Ormai l’alba era passata da un pezzo quando i nostri eroi varcarono l’uscio del maniero. L’androne era pieno di cavalieri, di scudieri e di paggi, che andavano e venivano di continuo e tutto quel via vai non era affatto compatibile con la loro indagine segreta in corso d’opera. Estellen sperò vivamente che Lord Gunthar avesse fatto in tempo a sostituire il cuoco e a sgombrare i cadaveri dal maniero col favore del buio o sarebbero sorti molto presto problemi davvero seri.
La timida luce del sole mattutino si abbatté impietosamente sugli occhi sensibili del mezzelfo, lasciandolo stordito per un paio di secondi: la permanenza, forzatamente prolungata dentro le quattro mura del maniero, l’aveva davvero sfiancato e anche i suoi amici sembravano godere finalmente di quella fioca luce e della fresca aria invernale. Purtroppo il terreno fangoso non aiutava invece molto a rimanere puliti, soprattutto Estellen si rammaricò per non aver cambiato l’abito che le aveva regalato Ulther, ma non c’era tempo per pensare ai vestiti e al galateo: bisognava agire subito, perché il Consiglio di Whitestone si sarebbe officiato poco più di ventiquattro ore dopo e le loro chances di chiudere in tempo l'indagine si assottigliavano ogni secondo in più che passava!

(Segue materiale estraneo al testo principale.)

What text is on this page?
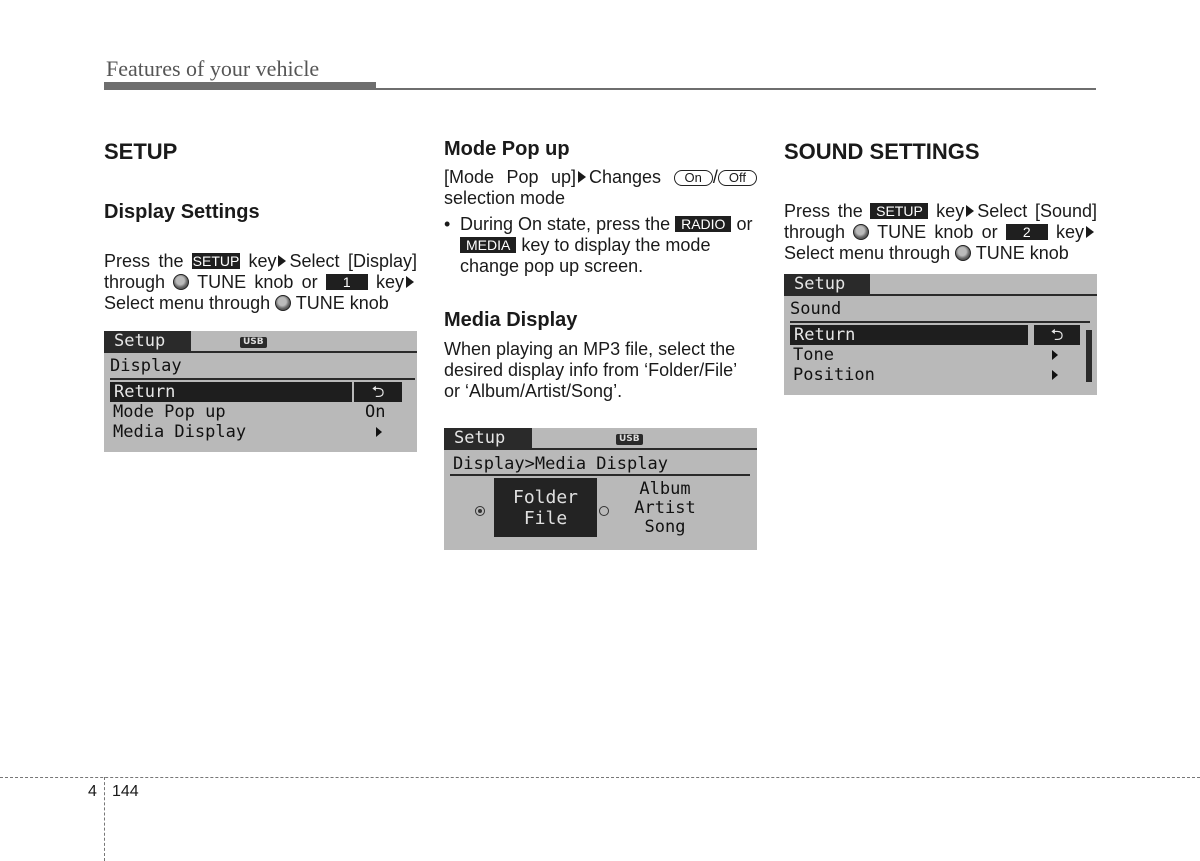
Features of your vehicle
SETUP
Display Settings

Press the SETUP key Select [Display] through  TUNE knob or 1 keySelect menu through  TUNE knob

Setup	USB
Display
Return	⮌
Mode Pop up	On
Media Display
Mode Pop up

[Mode Pop up] Changes On / Off selection mode

• During On state, press the RADIO or MEDIA key to display the mode change pop up screen.
Media Display

When playing an MP3 file, select the desired display info from ‘Folder/File’ or ‘Album/Artist/Song’.

Setup	USB
Display>Media Display
Folder
File
Album
Artist
Song
SOUND SETTINGS

Press the SETUP key Select [Sound] through  TUNE knob or 2 keySelect menu through  TUNE knob

Setup
Sound
Return	⮌
Tone
Position
4 144
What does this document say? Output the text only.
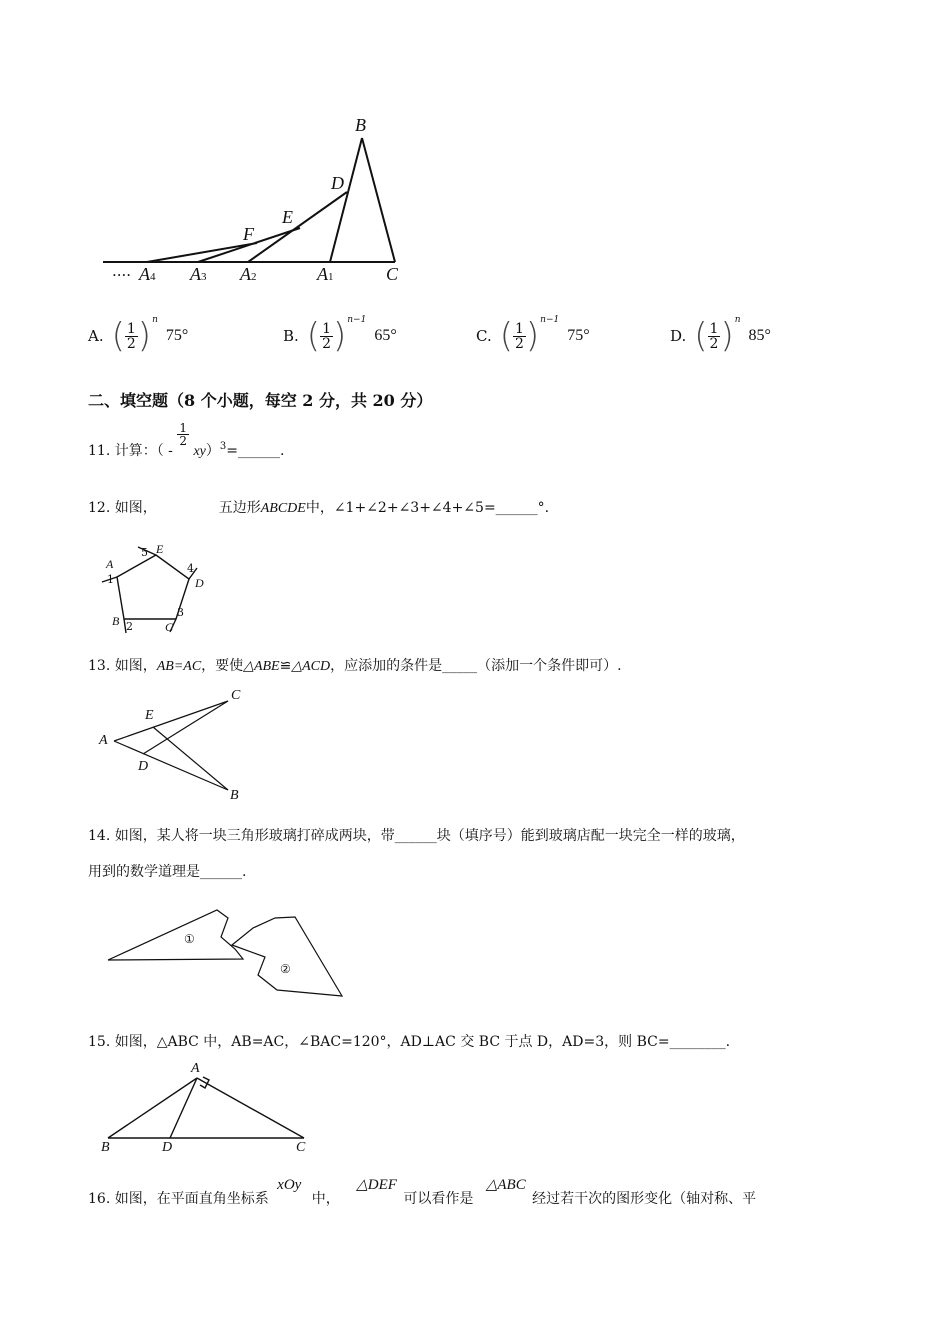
B
D
E
F
···· A4 A3 A2	A1	C
A. ( $\frac{1}{2}$ ) n
75°	B. ( $\frac{1}{2}$ ) n−1
65°	C. ( $\frac{1}{2}$ ) n−1
75°	D. ( $\frac{1}{2}$ ) n
85°
二、填空题（8 个小题，每空 2 分，共 20 分）
11. 计算：（ -
$\frac{1}{2}$
$xy)_3=\_\_\_\_\_\_$.
12. 如图，	五边形ABCDE中，∠1+∠2+∠3+∠4+∠5=______°.
A
E
D
C
B
1
5
4
3
2
13. 如图，AB=AC，要使△ABE≌△ACD，应添加的条件是_____（添加一个条件即可）.
A
E
D
C
B
14. 如图，某人将一块三角形玻璃打碎成两块，带______块（填序号）能到玻璃店配一块完全一样的玻璃，
用到的数学道理是______.
①
②
15. 如图，△ABC 中，AB=AC，∠BAC=120°，AD⊥AC 交 BC 于点 D，AD=3，则 BC=________.
A
B	D	C
16. 如图，在平面直角坐标系 xOy 中， △DEF 可以看作是 △ABC 经过若干次的图形变化（轴对称、平
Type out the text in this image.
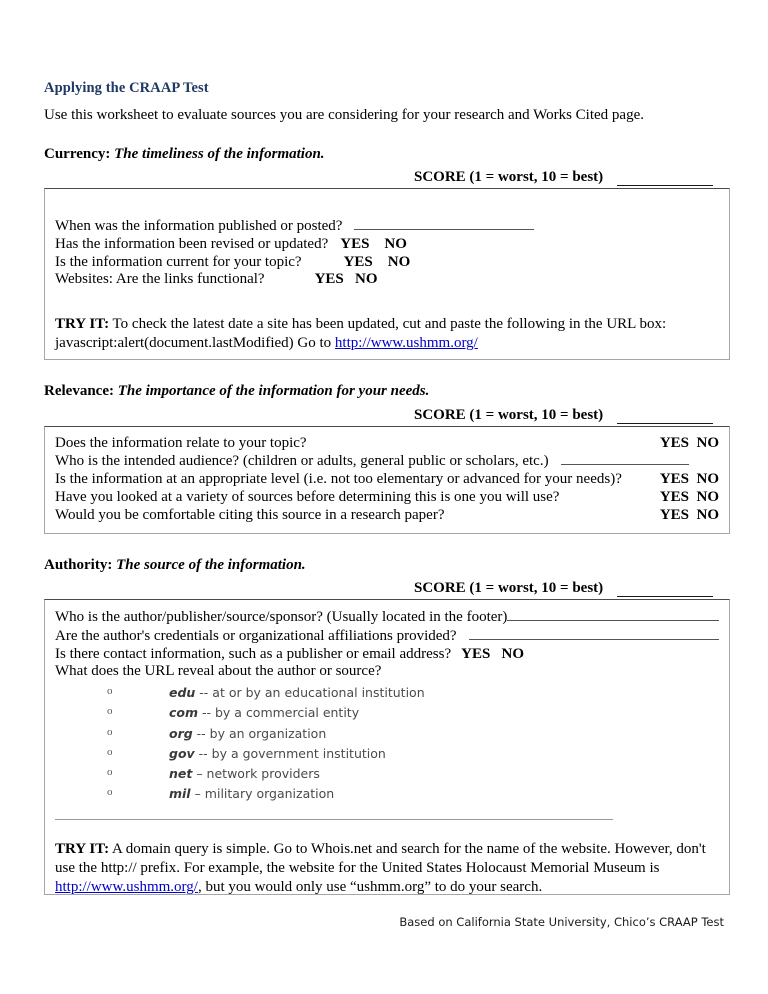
Applying the CRAAP Test
Use this worksheet to evaluate sources you are considering for your research and Works Cited page.
Currency: The timeliness of the information.
SCORE (1 = worst, 10 = best)
When was the information published or posted?
Has the information been revised or updated? YES    NO
Is the information current for your topic?	YES    NO
Websites: Are the links functional?	YES   NO
TRY IT: To check the latest date a site has been updated, cut and paste the following in the URL box: javascript:alert(document.lastModified) Go to http://www.ushmm.org/
Relevance: The importance of the information for your needs.
SCORE (1 = worst, 10 = best)
Does the information relate to your topic?	YES  NO
Who is the intended audience? (children or adults, general public or scholars, etc.)
Is the information at an appropriate level (i.e. not too elementary or advanced for your needs)?	YES  NO
Have you looked at a variety of sources before determining this is one you will use?	YES  NO
Would you be comfortable citing this source in a research paper?	YES  NO
Authority: The source of the information.
SCORE (1 = worst, 10 = best)
Who is the author/publisher/source/sponsor? (Usually located in the footer)
Are the author's credentials or organizational affiliations provided?
Is there contact information, such as a publisher or email address? YES   NO
What does the URL reveal about the author or source?
o	edu -- at or by an educational institution
o	com -- by a commercial entity
o	org -- by an organization
o	gov -- by a government institution
o	net – network providers
o	mil – military organization
TRY IT: A domain query is simple. Go to Whois.net and search for the name of the website. However, don't use the http:// prefix. For example, the website for the United States Holocaust Memorial Museum is http://www.ushmm.org/, but you would only use “ushmm.org” to do your search.
Based on California State University, Chico’s CRAAP Test
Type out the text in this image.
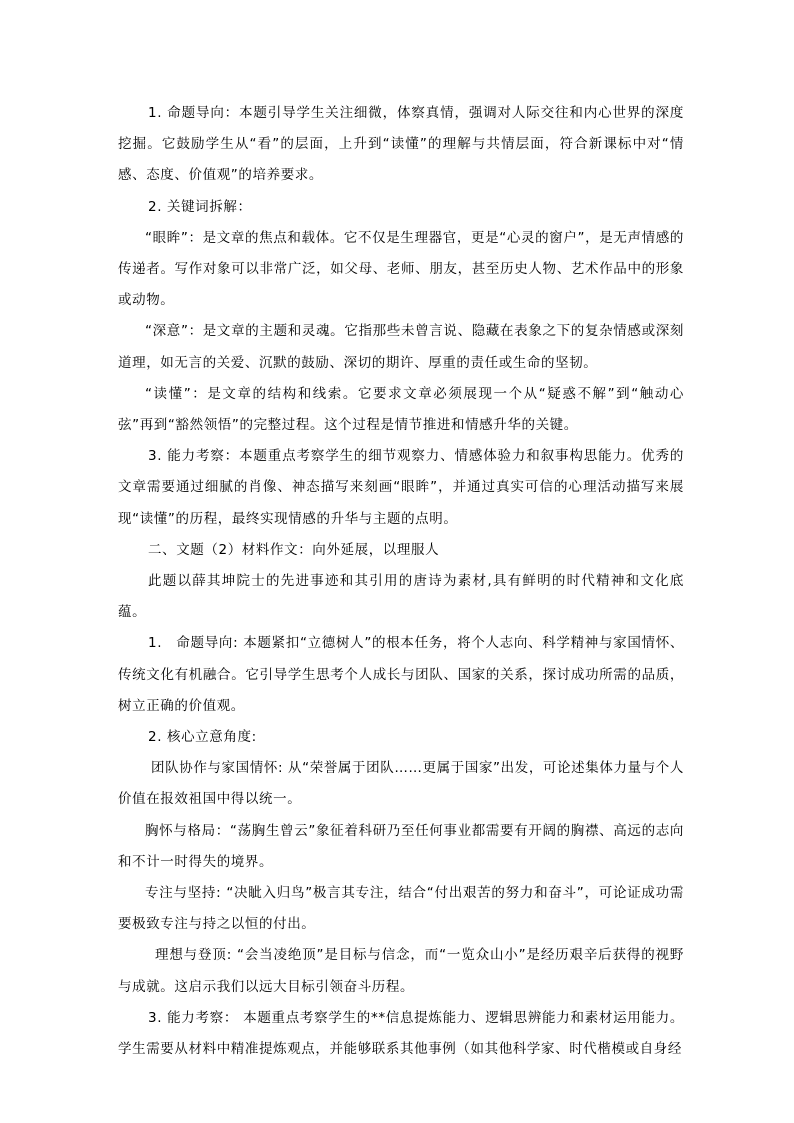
1. 命题导向：本题引导学生关注细微，体察真情，强调对人际交往和内心世界的深度挖掘。它鼓励学生从“看”的层面，上升到“读懂”的理解与共情层面，符合新课标中对“情感、态度、价值观”的培养要求。

2. 关键词拆解：

“眼眸”：是文章的焦点和载体。它不仅是生理器官，更是“心灵的窗户”，是无声情感的传递者。写作对象可以非常广泛，如父母、老师、朋友，甚至历史人物、艺术作品中的形象或动物。

“深意”：是文章的主题和灵魂。它指那些未曾言说、隐藏在表象之下的复杂情感或深刻道理，如无言的关爱、沉默的鼓励、深切的期许、厚重的责任或生命的坚韧。

“读懂”：是文章的结构和线索。它要求文章必须展现一个从“疑惑不解”到“触动心弦”再到“豁然领悟”的完整过程。这个过程是情节推进和情感升华的关键。

3. 能力考察：本题重点考察学生的细节观察力、情感体验力和叙事构思能力。优秀的文章需要通过细腻的肖像、神态描写来刻画“眼眸”，并通过真实可信的心理活动描写来展现“读懂”的历程，最终实现情感的升华与主题的点明。

二、文题（2）材料作文：向外延展，以理服人

此题以薛其坤院士的先进事迹和其引用的唐诗为素材,具有鲜明的时代精神和文化底蕴。

1.　命题导向: 本题紧扣“立德树人”的根本任务，将个人志向、科学精神与家国情怀、传统文化有机融合。它引导学生思考个人成长与团队、国家的关系，探讨成功所需的品质，树立正确的价值观。

2. 核心立意角度:

团队协作与家国情怀: 从“荣誉属于团队……更属于国家”出发，可论述集体力量与个人价值在报效祖国中得以统一。

胸怀与格局：“荡胸生曾云”象征着科研乃至任何事业都需要有开阔的胸襟、高远的志向和不计一时得失的境界。

专注与坚持: “决眦入归鸟”极言其专注，结合“付出艰苦的努力和奋斗”，可论证成功需要极致专注与持之以恒的付出。

理想与登顶: “会当凌绝顶”是目标与信念，而“一览众山小”是经历艰辛后获得的视野与成就。这启示我们以远大目标引领奋斗历程。

3. 能力考察： 本题重点考察学生的**信息提炼能力、逻辑思辨能力和素材运用能力。学生需要从材料中精准提炼观点，并能够联系其他事例（如其他科学家、时代楷模或自身经
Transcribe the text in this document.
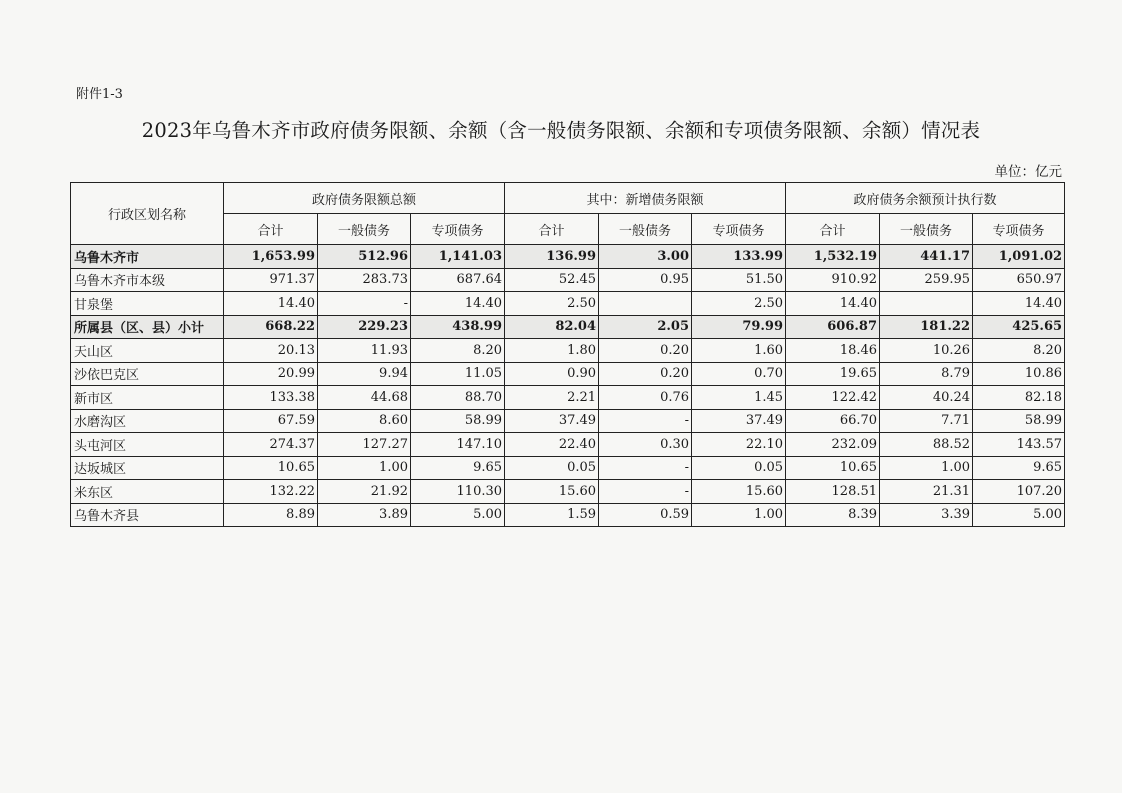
附件1-3
2023年乌鲁木齐市政府债务限额、余额（含一般债务限额、余额和专项债务限额、余额）情况表
单位：亿元
行政区划名称	政府债务限额总额			其中：新增债务限额			政府债务余额预计执行数		
	合计	一般债务	专项债务	合计	一般债务	专项债务	合计	一般债务	专项债务
乌鲁木齐市	1,653.99	512.96	1,141.03	136.99	3.00	133.99	1,532.19	441.17	1,091.02
乌鲁木齐市本级	971.37	283.73	687.64	52.45	0.95	51.50	910.92	259.95	650.97
甘泉堡	14.40	-	14.40	2.50		2.50	14.40		14.40
所属县（区、县）小计	668.22	229.23	438.99	82.04	2.05	79.99	606.87	181.22	425.65
天山区	20.13	11.93	8.20	1.80	0.20	1.60	18.46	10.26	8.20
沙依巴克区	20.99	9.94	11.05	0.90	0.20	0.70	19.65	8.79	10.86
新市区	133.38	44.68	88.70	2.21	0.76	1.45	122.42	40.24	82.18
水磨沟区	67.59	8.60	58.99	37.49	-	37.49	66.70	7.71	58.99
头屯河区	274.37	127.27	147.10	22.40	0.30	22.10	232.09	88.52	143.57
达坂城区	10.65	1.00	9.65	0.05	-	0.05	10.65	1.00	9.65
米东区	132.22	21.92	110.30	15.60	-	15.60	128.51	21.31	107.20
乌鲁木齐县	8.89	3.89	5.00	1.59	0.59	1.00	8.39	3.39	5.00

Non fu difficile raggiungere la tenda del fabbro, che si trovava vicino a quella del maniscalco, ma scostando la pesante copertura, ormai completamente sfatta e fradicia per via della tempesta, i nostri eroi si resero conto che la forgia era quasi spenta e, cosa ben peggiore, all’interno non sembrava esserci nessuno. Pareva come se essa fosse stata usata fino a poche ore prima, per poi lasciare che si freddasse da sola.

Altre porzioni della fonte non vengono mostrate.